Ermöglichung von Differenz
Ermöglichung von Differenz: Artikulationen, Formen und Kontexte kultureller Souveränität im 20. Jahrhundert
Die Forschungsprojekte zum 20. Jahrhundert bearbeiten das Leitthema des Umgangs mit Andersartigkeit und Ungleichheit, indem sie Diskurse und Praktiken kultureller Souveränität analysieren. Mit kultureller Souveränität sollen Formen und Strategien der Selbstartikulation erfasst werden, mit denen Individuen, Religionsgemeinschaften, soziale und ethnische Gruppen, aber auch nationalstaatlich verfasste Kollektive ihre Unterschiedlichkeit entwarfen. Der Souveränitätsbegriff wird aus seiner engen Bezogenheit auf den Staat gelöst und der Analyse von Denk- und Handlungsmustern kultureller Selbstdefinition zugänglich gemacht. Diese überschritten, unterliefen und relativierten in zunehmendem Maße nationalstaatliche Grenzziehungen. Untersucht werden soll, inwiefern Formen der kulturellen Souveränität mit Identitäts- und Alteritätskonstruktionen einhergingen, welche die Anerkennung und Toleranz von Differenz ebenso beinhalteten wie Versuche zur strategischen Ausgrenzung, Marginalisierung oder gar vollständigen Auslöschung von Andersartigkeit.
Diskurse und Praktiken kultureller Selbstbestimmung sind nicht erst ein Phänomen des 20. Jahrhunderts. Gleichwohl entwickelten sie erst in diesem Jahrhundert eine einzigartige Dynamik und Relevanz: Zum einen setzten sich die hergebrachten Konflikte zwischen staatlichen und religiösen Souveränitätsansprüchen innerhalb der Staaten Europas ins 20. Jahrhundert hinein fort.
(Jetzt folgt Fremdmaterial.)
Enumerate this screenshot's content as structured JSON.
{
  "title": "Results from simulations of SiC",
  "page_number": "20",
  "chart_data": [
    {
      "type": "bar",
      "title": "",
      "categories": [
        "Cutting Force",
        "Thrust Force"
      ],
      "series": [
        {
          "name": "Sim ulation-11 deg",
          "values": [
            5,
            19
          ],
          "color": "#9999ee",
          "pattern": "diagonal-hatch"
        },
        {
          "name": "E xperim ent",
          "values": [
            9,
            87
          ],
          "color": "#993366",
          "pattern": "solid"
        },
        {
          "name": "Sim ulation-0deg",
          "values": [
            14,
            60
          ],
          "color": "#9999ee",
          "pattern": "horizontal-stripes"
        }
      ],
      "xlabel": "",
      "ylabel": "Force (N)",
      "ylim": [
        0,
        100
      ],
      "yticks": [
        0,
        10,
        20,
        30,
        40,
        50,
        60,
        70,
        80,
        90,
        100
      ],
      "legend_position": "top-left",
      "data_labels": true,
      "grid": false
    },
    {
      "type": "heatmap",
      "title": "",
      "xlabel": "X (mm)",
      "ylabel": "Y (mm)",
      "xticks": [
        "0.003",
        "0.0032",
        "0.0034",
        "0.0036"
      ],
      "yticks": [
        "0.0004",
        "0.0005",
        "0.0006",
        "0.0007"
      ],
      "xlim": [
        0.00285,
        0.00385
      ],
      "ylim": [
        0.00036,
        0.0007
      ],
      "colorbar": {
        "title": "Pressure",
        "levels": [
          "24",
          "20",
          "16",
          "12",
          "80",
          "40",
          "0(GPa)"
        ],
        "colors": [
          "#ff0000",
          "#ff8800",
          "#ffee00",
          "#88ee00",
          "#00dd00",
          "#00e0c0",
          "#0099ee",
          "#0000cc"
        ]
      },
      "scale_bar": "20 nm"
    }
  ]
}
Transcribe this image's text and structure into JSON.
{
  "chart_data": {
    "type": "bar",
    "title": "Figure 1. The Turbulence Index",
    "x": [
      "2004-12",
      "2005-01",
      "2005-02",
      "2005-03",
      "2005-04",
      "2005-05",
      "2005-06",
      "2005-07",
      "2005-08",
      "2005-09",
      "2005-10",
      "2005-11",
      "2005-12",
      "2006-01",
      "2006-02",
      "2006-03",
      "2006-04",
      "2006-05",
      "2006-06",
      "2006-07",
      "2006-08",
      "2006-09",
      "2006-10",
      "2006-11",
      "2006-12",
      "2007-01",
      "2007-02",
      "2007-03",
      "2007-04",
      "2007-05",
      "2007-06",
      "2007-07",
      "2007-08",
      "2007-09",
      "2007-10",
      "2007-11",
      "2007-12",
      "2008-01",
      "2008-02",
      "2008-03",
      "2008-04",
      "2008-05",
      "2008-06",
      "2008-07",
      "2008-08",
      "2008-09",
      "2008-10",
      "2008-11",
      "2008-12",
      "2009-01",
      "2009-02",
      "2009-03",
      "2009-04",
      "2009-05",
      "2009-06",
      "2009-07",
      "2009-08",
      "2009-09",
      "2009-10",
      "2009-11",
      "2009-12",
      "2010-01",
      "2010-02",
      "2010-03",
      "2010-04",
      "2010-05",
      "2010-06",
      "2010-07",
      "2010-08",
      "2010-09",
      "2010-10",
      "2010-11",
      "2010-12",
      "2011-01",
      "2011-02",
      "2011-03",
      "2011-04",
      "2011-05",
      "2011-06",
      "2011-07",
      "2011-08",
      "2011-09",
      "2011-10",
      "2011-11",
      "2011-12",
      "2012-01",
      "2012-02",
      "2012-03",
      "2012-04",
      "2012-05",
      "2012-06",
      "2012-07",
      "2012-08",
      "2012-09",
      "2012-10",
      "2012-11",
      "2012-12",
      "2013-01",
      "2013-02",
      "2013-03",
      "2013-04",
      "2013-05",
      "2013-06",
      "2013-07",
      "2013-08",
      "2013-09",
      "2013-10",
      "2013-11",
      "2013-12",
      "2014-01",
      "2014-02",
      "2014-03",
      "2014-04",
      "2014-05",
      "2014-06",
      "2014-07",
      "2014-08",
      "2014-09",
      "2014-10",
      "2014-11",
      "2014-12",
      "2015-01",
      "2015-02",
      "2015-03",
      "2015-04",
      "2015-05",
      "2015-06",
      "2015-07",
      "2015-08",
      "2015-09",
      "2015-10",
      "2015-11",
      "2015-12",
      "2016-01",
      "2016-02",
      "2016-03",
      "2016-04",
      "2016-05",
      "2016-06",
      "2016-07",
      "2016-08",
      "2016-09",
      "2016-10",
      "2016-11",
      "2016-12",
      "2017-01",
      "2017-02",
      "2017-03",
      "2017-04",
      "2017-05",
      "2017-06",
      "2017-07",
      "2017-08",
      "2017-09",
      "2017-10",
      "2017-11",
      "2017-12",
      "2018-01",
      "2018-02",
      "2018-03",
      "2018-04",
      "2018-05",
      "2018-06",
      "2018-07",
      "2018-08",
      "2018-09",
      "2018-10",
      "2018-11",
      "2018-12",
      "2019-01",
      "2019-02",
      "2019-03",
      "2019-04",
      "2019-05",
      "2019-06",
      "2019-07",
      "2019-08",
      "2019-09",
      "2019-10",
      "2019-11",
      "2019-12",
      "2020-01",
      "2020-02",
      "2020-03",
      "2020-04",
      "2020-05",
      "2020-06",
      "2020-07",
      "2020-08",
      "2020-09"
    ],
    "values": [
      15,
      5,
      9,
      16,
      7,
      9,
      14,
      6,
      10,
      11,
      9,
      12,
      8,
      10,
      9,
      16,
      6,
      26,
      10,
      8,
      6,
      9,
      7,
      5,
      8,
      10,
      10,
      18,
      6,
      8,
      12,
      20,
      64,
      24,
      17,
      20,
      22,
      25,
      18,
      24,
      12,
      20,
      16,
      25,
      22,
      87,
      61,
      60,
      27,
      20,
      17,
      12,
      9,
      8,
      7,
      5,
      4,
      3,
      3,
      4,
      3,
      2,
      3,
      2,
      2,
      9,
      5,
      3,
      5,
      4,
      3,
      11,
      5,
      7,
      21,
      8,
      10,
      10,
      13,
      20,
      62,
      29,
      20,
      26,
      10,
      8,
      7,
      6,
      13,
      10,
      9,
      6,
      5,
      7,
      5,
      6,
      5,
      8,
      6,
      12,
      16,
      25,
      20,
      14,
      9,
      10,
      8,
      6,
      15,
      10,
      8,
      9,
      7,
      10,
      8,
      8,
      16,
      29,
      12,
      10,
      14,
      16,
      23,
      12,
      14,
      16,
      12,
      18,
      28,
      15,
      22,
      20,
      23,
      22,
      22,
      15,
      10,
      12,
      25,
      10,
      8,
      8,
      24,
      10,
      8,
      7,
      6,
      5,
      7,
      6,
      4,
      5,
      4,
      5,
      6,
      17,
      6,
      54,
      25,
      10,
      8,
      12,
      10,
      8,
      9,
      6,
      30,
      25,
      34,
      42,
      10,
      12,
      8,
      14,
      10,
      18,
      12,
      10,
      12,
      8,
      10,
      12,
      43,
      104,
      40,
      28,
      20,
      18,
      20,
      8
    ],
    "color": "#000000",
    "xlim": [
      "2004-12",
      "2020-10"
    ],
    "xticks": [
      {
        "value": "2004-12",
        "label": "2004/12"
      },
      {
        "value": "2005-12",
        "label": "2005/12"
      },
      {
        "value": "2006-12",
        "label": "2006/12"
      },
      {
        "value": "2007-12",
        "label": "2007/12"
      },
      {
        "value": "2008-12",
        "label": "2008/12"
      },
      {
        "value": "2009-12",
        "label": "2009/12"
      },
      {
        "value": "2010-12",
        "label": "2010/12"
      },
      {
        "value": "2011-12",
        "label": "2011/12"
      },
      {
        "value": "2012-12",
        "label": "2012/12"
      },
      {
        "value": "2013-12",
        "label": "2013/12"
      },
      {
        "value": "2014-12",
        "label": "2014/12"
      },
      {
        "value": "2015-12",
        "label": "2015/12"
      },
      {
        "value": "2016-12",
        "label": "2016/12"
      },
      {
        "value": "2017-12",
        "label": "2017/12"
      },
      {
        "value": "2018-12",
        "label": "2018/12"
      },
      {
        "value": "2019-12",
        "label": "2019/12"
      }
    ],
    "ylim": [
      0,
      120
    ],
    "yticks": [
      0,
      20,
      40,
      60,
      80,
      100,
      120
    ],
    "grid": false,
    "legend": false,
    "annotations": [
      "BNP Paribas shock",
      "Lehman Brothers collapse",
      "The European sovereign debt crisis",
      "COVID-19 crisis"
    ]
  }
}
Während die christlichen Kirchen weiterhin ihren Deutungs- und Regelungsanspruch für das gesellschaftliche und politische Leben zu behaupten versuchten, entstanden durch Migrationsströme nach Europa wie auch im Rahmen der Kolonialherrschaft in Übersee neue Konfliktfelder zwischen staatlichen Ansprüchen und nicht-christlichen religiösen Lebenswelten. Zum anderen brachte das 20. Jahrhundert die Durchsetzung des Nationalstaatsmodells als verbindlicher Organisationsform politischer Gemeinwesen weltweit. Die das 20. Jahrhundert prägenden Krisenerfahrungen zweier Weltkriege und der Auflösung der europäischen Kolonialreiche fungierten als Triebkräfte beschleunigter Nationalstaatsbildung, hinterließen gleichzeitig aber eine schwere Hypothek in Form von willkürlichen Grenzziehungen, fragmentierten Gesellschaften und fragiler staatlicher Legitimität. Parallel dazu bedeuteten Prozesse suprastaatlicher Integration, internationale Organisationen sowie die Ausbildung grenzüberschreitender Kommunikations- und Governance-Strukturen neuartige Herausforderungen für Vorstellungen und Praktiken staatlicher Souveränität. Im Kontext dieser Entwicklungen eignete sich das Kulturelle – ganz gleich, ob universal oder partikular, säkular oder religiös, elitär oder populär verstanden – besonders auch für nicht-staatliche Akteure, um Differenzen zu markieren und zu überhöhen, aber auch zu transzendieren. Kultur, in all ihren Ausprägungen, firmierte im 20. Jahrhundert nicht mehr nur als Ressource staatlicher Souveränität. Sie wurde in Form von aktiver Propaganda wie auch als informelle ›soft power‹ in neuartiger Weise strategisch eingesetzt. Zudem wurde vor allem in der zweiten Hälfte des 20. Jahrhunderts die Selbstdefinition durch Kultur als politische Ressource genutzt, als Menschenrecht reklamiert, aber auch wissenschaftlich reflektiert.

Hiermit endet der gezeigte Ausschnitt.